2 of 6 nodes in pending state for a very long time, so that I can’t rebalance the cluster nor remove nodes.
This happended while I am doing online-upgrading from 2.2.0 CE to 3.0.1 CE for 3 nodes.
My cloud server cost increases (cause of the 3 extra servers), but I do not know how to handle this.
Can anyone give me a few tips for me?
Apologies for the delayed response. do you still need help?
Looks like the pending servers are warming up at the moment (high cpu utilization). Were they restarted? could you share the logs as well?
Actually, I have another critical problem.
I force-stopped 3 of 2.2.0 CE nodes and off-line upgrade to 3.0.1 CE and tried rebalancing the cluster.
The 3 of old nodes (previously 2.2.0 CE) have 50GB disk. (whose disk usage was 91% before rebalancing)
The 3 of new nodes (3.0.1 CE) have 200GB disk.
I marked the 3 old nodes as ‘Remove’ and performed ‘Rebalance’.
I expected the data from 3 old nodes goes into the new nodes.
But after a few hours, 2 of the 3 old nodes (50GB), went down because of disk full.
And I couldn’t understand the situation. How could disk usage for old nodes (marked as ‘Remove’) go up when rebalancing?
2 dead nodes didn’t go back up so I had to fail them over. (loosing data within them)

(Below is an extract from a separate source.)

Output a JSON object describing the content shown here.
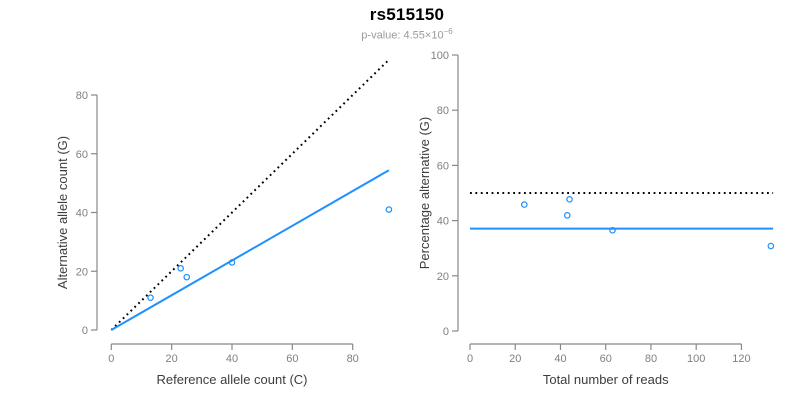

Now I have 1 more 50GB node to remove, and I am afraid that the same thing would happend.
Am I missing something here?
How could I properly rebalance the cluster and safely remove 50GB node from the cluster?
I am also seeing this behaviour in Version: 3.0.2-1603 Enterprise Edition (build-1603).
We use couchbase server in production in MakeMyTrip.
Could you please provide more help in this. Out of 25, 14 servers are in pending state.
Please advise what needs to be done.